Nationalism is a book by poet and Nobel laureate Rabindranath Tagore. It was first published in 1917 from Macmillan in United States’ New York.
Between 1916 and 1917, Tagore travelled to Japan and the United States of America. In his lectures at the Imperial University (now Tokyo University), Keio University and in several places in the United States, he put forward several stunning and soul-searching reflections.
First volume of Nationalism included three lectures delivered in Japan, in 1916. It was later translated into English (from Bengali) by Tagore himself. The compiled book includes three lectures by Tagore – “Nationalism in the West”, “Nationalism in Japan” and the third and final – “Nationalism in India”.

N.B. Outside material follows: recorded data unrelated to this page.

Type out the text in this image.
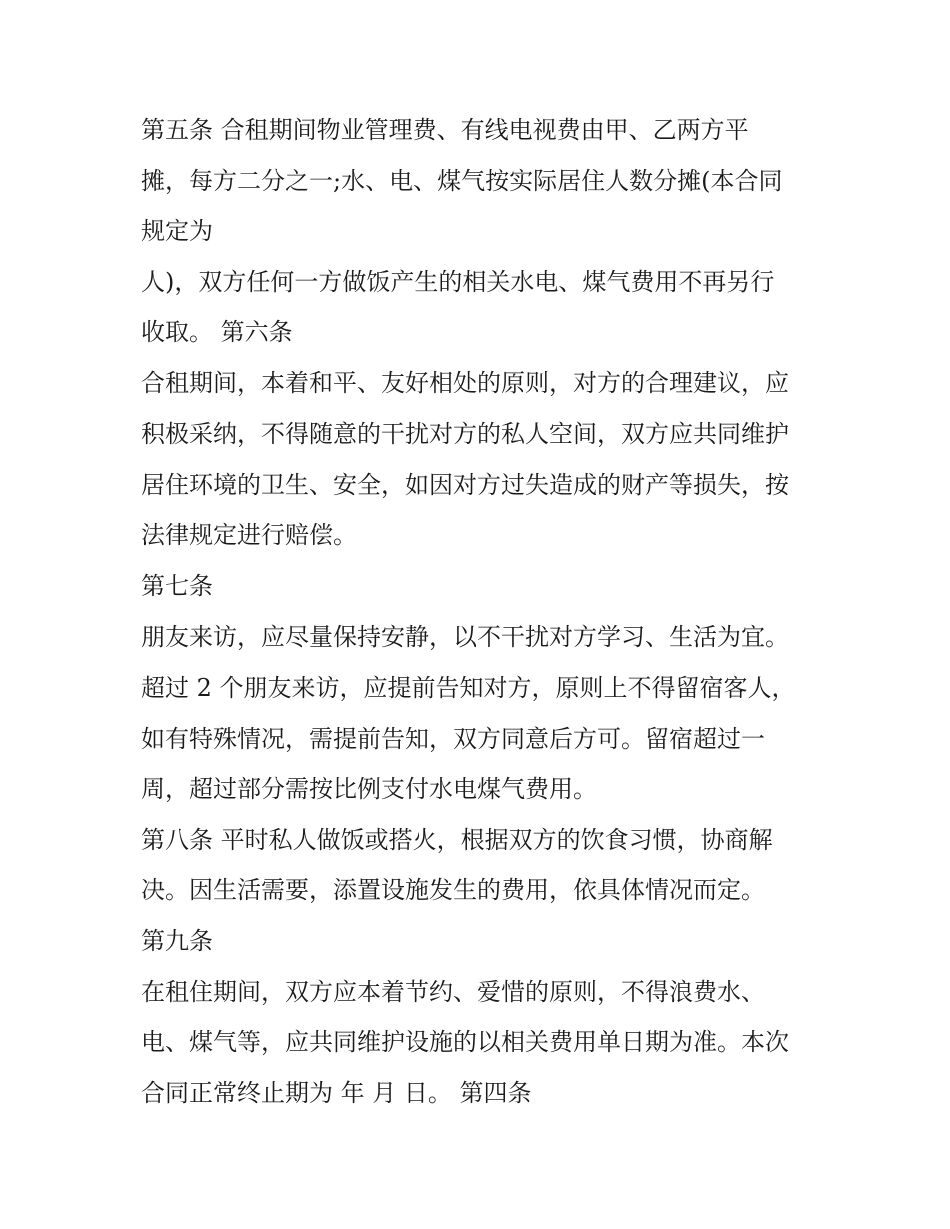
第五条 合租期间物业管理费、有线电视费由甲、乙两方平
摊，每方二分之一;水、电、煤气按实际居住人数分摊(本合同
规定为
人)，双方任何一方做饭产生的相关水电、煤气费用不再另行
收取。 第六条
合租期间，本着和平、友好相处的原则，对方的合理建议，应
积极采纳，不得随意的干扰对方的私人空间，双方应共同维护
居住环境的卫生、安全，如因对方过失造成的财产等损失，按
法律规定进行赔偿。
第七条
朋友来访，应尽量保持安静，以不干扰对方学习、生活为宜。
超过 2 个朋友来访，应提前告知对方，原则上不得留宿客人，
如有特殊情况，需提前告知，双方同意后方可。留宿超过一
周，超过部分需按比例支付水电煤气费用。
第八条 平时私人做饭或搭火，根据双方的饮食习惯，协商解
决。因生活需要，添置设施发生的费用，依具体情况而定。
第九条
在租住期间，双方应本着节约、爱惜的原则，不得浪费水、
电、煤气等，应共同维护设施的以相关费用单日期为准。本次
合同正常终止期为 年 月 日。 第四条
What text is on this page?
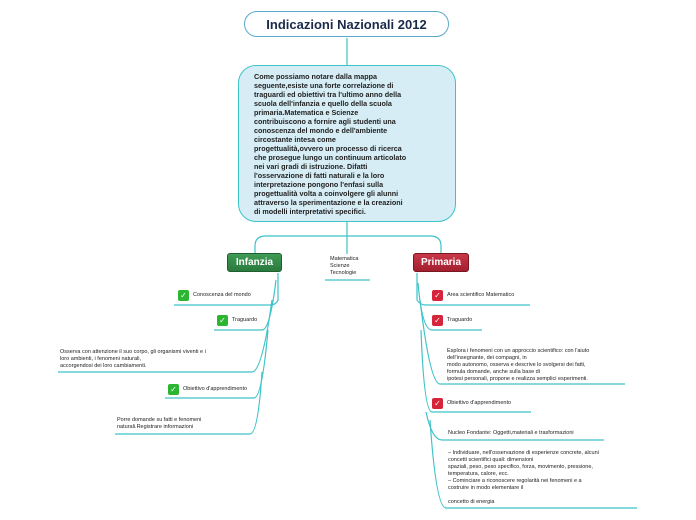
Indicazioni Nazionali 2012
Come possiamo notare dalla mappa
seguente,esiste una forte correlazione di
traguardi ed obiettivi tra l'ultimo anno della
scuola dell'infanzia e quello della scuola
primaria.Matematica e Scienze
contribuiscono a fornire agli studenti una
conoscenza del mondo e dell'ambiente
circostante intesa come
progettualità,ovvero un processo di ricerca
che prosegue lungo un continuum articolato
nei vari gradi di istruzione. Difatti
l'osservazione di fatti naturali e la loro
interpretazione pongono l'enfasi sulla
progettualità volta a coinvolgere gli alunni
attraverso la sperimentazione e la creazioni
di modelli interpretativi specifici.
Matematica
Scienze
Tecnologie
Infanzia
✓	Conoscenza del mondo
✓	Traguardo
Osserva con attenzione il suo corpo, gli organismi viventi e i
loro ambienti, i fenomeni naturali,
accorgendosi dei loro cambiamenti.
✓	Obiettivo d'apprendimento
Porre domande su fatti e fenomeni
naturali.Registrare informazioni
Primaria
✓	Area scientifico Matematico
✓	Traguardo
Esplora i fenomeni con un approccio scientifico: con l'aiuto
dell'insegnante, dei compagni, in
modo autonomo, osserva e descrive lo svolgersi dei fatti,
formula domande, anche sulla base di
ipotesi personali, propone e realizza semplici esperimenti.
✓	Obiettivo d'apprendimento
Nucleo Fondante: Oggetti,materiali e trasformazioni
– Individuare, nell'osservazione di esperienze concrete, alcuni
concetti scientifici quali: dimensioni
spaziali, peso, peso specifico, forza, movimento, pressione,
temperatura, calore, ecc.
– Cominciare a riconoscere regolarità nei fenomeni e a
costruire in modo elementare il
concetto di energia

Tagore had raised a fundamental question: Does world humanity need “Nationalism or Humanism”? While there has been no concept of “Nationalism” in civilisational history as such, humanity has crossed various stages of life from barbarism to cultural living values, from no ownership to common natural property of our entire humanity, to the highly corporatised one per cent property holders against 99 per cent who are deprived of minimum property at the global stage.
Tagore rejects the idea of “national history” even: “There is only one history – the history of man.All national histories are merely chapters in the larger one. And we are content in India to suffer for such a cause.”
In his second essay, “Nationalism in Japan”, Tagore emphasises the ancient culture of Japan, more than its nationhood.
In this lecture, Tagore questions European values of science and modernity and expresses his own idea of modernity: “True modernism is freedom of mind, not slavery of taste. It is independence of thought and action, not tutelage under European school-masters. It is science, but not its wrong application in life.”
In his third lecture, “Nationalism in India”, Tagore opines that the real problem of India is not political, but social. Here he comes closer to Ambedkar’s ideas on the Indian society.
Tagore argued that when love for one’s country gives way to worship, or becomes a “sacred obligation” then disaster is the inevitable outcome.